4. Can you point to a specific passage that struck you personally - as interesting, profound, incomprehensible, or illuminating?
Part II: This is Your Brain on Trauma
Required Reading:
Chapter 4 - Running for Your Life: The Anatomy of Survival
Chapter 5 - Body-Brain Connection
Chapter 6 - Losing Your Body, Losing Yourself
Discussion Prompts:
Were you aware that trauma can manifest in physical ways?
Noam, the boy who witnessed the 9/11 attack, had the agency to run away and dream up a solution for the future which is an extreme contrast to the paralysis experienced by victims of trauma. Do you have any thoughts on this example shared by the author, or did you want to share what came up for you after reading Noams story?
What are your thoughts on the stark difference between how Stan and Ute responded to the 87 car pileup?
What are some of the practices you use in your daily life to “to live fully and securely in the present?”

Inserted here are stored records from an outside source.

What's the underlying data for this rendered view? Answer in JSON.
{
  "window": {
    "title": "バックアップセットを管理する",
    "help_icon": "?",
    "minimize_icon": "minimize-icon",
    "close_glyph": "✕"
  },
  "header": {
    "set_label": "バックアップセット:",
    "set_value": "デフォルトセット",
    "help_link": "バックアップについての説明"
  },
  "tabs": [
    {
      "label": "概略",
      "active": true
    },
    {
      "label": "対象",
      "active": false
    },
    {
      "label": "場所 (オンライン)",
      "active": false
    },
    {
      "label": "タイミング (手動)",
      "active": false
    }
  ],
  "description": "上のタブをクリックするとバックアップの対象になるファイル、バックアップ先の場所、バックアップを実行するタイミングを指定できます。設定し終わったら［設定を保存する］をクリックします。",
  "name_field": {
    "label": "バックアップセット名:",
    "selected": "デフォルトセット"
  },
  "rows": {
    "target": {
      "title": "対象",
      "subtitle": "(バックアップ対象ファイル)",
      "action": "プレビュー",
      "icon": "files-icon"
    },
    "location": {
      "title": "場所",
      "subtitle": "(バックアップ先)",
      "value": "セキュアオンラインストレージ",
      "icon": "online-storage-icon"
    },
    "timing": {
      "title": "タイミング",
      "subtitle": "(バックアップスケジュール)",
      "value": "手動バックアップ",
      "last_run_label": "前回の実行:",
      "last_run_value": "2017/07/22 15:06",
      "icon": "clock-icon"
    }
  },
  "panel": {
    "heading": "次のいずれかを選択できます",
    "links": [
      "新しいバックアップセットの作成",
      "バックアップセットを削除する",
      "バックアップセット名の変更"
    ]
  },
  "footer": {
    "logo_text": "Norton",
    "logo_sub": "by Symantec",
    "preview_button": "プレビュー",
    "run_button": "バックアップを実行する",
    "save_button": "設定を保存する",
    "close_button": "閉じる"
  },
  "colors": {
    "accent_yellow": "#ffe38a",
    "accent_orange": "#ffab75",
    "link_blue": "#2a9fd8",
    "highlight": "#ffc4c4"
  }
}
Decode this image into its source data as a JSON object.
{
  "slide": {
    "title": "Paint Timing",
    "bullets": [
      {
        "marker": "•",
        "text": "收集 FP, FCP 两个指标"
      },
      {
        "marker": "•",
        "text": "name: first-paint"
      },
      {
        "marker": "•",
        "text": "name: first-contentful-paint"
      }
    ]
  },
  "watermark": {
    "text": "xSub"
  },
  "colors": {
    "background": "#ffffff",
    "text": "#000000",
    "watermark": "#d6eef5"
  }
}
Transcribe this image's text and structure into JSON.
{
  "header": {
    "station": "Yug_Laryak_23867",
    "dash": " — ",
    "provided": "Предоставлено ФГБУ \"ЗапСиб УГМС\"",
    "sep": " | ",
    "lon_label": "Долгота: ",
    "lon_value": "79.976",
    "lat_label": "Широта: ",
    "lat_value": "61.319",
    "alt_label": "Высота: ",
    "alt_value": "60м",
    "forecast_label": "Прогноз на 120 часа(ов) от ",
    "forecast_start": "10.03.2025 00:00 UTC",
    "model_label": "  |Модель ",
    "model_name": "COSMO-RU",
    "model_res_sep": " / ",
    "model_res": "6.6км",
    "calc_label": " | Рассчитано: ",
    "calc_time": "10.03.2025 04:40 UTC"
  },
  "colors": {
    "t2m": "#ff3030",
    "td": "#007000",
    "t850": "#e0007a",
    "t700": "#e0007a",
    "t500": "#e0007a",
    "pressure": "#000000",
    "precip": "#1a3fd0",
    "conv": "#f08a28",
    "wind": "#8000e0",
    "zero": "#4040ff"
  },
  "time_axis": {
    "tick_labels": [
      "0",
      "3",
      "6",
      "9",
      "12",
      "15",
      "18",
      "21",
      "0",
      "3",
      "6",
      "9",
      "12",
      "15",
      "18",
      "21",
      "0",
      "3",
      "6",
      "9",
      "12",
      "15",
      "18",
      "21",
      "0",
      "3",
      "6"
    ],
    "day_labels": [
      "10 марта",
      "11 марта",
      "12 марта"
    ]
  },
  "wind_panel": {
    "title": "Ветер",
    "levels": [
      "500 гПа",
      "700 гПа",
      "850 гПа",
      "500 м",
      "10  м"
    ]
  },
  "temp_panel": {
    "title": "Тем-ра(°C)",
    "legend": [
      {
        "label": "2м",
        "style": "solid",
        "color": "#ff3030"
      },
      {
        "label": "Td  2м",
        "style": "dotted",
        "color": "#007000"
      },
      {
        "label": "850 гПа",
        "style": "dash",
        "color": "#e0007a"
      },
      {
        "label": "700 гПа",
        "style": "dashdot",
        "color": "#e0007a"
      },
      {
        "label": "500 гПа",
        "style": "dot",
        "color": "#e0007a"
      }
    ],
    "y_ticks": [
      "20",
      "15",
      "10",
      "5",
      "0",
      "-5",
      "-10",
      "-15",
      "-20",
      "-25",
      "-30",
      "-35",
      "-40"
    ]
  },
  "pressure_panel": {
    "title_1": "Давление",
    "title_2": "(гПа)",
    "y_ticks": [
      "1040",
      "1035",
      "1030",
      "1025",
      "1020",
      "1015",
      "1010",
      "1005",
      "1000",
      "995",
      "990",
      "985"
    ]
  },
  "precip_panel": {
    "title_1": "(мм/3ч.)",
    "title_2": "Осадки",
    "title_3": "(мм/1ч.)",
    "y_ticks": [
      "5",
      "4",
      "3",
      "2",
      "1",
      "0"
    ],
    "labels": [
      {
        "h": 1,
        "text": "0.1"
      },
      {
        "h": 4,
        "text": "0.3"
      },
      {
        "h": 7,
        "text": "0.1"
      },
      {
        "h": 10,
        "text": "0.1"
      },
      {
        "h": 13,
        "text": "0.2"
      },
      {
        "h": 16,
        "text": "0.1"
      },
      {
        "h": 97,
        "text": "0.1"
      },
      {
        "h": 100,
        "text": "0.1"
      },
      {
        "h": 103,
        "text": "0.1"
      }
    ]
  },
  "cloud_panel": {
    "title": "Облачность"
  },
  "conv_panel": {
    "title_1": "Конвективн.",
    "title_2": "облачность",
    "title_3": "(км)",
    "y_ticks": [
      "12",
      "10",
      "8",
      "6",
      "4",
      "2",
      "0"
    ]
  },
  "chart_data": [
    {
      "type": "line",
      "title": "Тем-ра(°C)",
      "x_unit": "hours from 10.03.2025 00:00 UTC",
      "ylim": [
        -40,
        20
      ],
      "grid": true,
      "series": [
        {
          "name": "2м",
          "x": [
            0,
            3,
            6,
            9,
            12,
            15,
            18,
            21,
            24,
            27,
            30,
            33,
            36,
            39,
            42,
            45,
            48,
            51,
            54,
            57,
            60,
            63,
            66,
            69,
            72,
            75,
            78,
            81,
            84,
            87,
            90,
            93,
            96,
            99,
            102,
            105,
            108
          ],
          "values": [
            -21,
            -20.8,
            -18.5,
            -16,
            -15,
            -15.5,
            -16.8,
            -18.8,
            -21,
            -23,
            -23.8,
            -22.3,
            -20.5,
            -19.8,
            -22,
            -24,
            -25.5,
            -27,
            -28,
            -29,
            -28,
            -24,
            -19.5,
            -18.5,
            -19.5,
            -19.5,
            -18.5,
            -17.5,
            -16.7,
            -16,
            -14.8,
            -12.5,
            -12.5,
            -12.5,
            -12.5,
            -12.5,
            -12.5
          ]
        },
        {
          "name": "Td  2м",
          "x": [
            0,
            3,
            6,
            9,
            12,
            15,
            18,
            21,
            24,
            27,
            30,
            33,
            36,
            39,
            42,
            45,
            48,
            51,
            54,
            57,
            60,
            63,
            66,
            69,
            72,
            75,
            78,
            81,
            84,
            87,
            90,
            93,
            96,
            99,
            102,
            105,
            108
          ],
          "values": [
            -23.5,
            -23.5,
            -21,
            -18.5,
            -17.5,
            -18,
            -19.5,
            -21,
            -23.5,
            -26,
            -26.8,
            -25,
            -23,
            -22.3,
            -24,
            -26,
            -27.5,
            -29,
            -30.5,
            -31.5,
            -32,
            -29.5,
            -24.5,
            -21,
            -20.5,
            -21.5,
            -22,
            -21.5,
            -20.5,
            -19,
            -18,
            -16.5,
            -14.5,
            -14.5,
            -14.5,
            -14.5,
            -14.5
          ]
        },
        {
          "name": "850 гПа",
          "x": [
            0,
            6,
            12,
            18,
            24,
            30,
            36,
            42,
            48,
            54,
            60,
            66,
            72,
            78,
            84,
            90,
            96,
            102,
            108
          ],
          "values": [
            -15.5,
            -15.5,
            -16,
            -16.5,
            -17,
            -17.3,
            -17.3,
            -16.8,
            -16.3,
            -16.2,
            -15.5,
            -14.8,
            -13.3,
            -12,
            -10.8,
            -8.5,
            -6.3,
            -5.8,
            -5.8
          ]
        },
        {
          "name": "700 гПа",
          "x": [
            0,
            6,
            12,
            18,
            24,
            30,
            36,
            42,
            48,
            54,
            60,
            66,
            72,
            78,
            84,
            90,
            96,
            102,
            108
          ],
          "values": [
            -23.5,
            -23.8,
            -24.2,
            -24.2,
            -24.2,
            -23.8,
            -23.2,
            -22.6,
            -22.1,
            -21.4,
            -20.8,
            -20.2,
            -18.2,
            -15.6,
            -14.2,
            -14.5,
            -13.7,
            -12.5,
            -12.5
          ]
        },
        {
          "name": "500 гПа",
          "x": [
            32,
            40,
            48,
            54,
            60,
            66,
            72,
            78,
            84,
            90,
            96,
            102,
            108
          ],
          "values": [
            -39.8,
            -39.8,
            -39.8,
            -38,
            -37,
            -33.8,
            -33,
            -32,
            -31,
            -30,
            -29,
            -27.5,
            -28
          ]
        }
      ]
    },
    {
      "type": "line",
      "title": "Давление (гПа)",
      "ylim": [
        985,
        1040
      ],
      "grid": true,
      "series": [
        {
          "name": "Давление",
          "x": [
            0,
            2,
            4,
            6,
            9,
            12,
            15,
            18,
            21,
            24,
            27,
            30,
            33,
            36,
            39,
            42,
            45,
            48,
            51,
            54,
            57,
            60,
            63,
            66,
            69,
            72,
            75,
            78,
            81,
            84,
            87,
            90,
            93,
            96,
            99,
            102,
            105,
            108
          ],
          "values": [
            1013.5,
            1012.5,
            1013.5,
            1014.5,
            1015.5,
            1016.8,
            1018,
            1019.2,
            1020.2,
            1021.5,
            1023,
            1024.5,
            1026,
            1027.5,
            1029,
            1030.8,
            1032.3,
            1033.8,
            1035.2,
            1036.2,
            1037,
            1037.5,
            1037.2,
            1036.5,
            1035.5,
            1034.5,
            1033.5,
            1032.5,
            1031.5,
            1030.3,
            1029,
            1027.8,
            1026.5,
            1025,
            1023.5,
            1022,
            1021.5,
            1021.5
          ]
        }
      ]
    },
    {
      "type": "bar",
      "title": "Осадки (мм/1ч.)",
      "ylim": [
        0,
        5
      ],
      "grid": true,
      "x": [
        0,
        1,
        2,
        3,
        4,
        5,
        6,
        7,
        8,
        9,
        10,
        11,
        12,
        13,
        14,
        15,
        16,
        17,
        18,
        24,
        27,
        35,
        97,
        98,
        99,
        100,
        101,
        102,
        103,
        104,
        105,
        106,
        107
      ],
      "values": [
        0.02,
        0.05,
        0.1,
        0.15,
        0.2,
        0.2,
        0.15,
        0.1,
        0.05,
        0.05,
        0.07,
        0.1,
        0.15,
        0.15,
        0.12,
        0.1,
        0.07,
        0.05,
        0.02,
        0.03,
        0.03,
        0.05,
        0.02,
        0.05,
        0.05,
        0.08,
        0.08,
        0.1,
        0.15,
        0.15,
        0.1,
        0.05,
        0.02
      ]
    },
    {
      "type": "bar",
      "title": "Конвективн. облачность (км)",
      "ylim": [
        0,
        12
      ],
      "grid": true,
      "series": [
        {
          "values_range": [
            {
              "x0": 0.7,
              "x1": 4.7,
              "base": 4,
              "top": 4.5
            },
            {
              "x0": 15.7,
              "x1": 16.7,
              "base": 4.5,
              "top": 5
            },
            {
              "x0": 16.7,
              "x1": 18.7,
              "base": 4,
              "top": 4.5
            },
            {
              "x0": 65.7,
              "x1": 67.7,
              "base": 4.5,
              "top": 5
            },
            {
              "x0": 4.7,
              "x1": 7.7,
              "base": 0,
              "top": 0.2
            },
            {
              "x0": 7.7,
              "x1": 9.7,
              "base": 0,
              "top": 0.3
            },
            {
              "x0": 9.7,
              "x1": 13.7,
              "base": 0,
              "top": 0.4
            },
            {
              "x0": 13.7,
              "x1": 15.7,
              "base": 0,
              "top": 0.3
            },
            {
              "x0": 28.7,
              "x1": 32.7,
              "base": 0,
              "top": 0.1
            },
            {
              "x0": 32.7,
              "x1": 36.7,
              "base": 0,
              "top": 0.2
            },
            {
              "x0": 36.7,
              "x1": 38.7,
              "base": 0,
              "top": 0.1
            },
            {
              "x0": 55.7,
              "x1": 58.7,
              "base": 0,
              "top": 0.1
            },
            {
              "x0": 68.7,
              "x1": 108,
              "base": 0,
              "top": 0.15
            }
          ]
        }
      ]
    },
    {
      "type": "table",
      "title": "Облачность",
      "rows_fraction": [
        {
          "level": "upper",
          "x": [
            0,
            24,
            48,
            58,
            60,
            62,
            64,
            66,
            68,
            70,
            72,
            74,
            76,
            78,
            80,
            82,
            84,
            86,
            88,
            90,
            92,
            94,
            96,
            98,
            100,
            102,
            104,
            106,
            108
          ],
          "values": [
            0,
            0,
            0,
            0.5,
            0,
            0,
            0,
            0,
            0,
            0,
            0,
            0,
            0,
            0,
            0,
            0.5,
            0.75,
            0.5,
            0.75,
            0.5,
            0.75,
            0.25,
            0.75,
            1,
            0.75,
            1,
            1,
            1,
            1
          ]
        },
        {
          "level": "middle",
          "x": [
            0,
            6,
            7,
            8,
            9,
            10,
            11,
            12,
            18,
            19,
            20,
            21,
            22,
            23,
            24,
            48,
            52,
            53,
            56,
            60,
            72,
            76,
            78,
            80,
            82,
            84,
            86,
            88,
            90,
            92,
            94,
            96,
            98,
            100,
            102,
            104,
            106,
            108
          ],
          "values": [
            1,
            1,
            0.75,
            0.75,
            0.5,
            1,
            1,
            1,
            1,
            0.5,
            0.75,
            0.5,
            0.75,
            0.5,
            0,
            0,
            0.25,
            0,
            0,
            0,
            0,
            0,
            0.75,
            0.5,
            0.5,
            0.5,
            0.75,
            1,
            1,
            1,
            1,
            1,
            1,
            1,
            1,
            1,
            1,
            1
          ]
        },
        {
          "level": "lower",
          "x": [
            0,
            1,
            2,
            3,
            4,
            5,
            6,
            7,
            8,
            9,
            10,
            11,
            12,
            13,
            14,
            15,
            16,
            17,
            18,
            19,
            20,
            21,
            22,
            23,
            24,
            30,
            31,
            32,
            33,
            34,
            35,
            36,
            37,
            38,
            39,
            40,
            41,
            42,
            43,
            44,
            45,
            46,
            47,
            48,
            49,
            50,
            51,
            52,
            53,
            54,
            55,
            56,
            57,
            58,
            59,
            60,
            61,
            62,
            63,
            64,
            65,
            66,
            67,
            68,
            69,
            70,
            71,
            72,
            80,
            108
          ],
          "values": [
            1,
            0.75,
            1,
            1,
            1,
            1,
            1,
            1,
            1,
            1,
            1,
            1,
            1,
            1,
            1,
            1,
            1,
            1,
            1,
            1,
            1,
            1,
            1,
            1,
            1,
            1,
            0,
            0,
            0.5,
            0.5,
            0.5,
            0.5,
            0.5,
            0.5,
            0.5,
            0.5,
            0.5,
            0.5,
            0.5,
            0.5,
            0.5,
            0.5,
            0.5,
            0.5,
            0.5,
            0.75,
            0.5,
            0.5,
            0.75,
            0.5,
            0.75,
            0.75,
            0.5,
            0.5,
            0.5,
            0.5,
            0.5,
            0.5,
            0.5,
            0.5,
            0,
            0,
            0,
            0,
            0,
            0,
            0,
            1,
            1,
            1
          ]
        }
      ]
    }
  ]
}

What are some practices/things you do to cultivate a more loving relationship with your body?
Can you point to a specific passage that struck you personally - as interesting, profound, incomprehensible, or illuminating?
Part I: The Rediscovery of Trauma
Required Reading:
Overview: Part I - The Rediscovery of Trauma
Chapter 1 - Lessons from Vietnam Veterans
Chapter 2 - Revolutions in Understanding Mind and Brain
Chapter 3 - Looking into the Brain: The Neuroscience Revolution
Discussion Prompts:
If you’ve ever lost yourself, what did you do to find yourself?
Can you point to a specific passage that struck you personally - as interesting, profound, incomprehensible, or illuminating?
Did you reread any passages? If so, which ones?How did you feel just sitting with the uncomfortableness of what you were reading?
Have you discovered a healthy method to cope with trauma and pain?
What are ways you’ve utilized your imagination to stay present?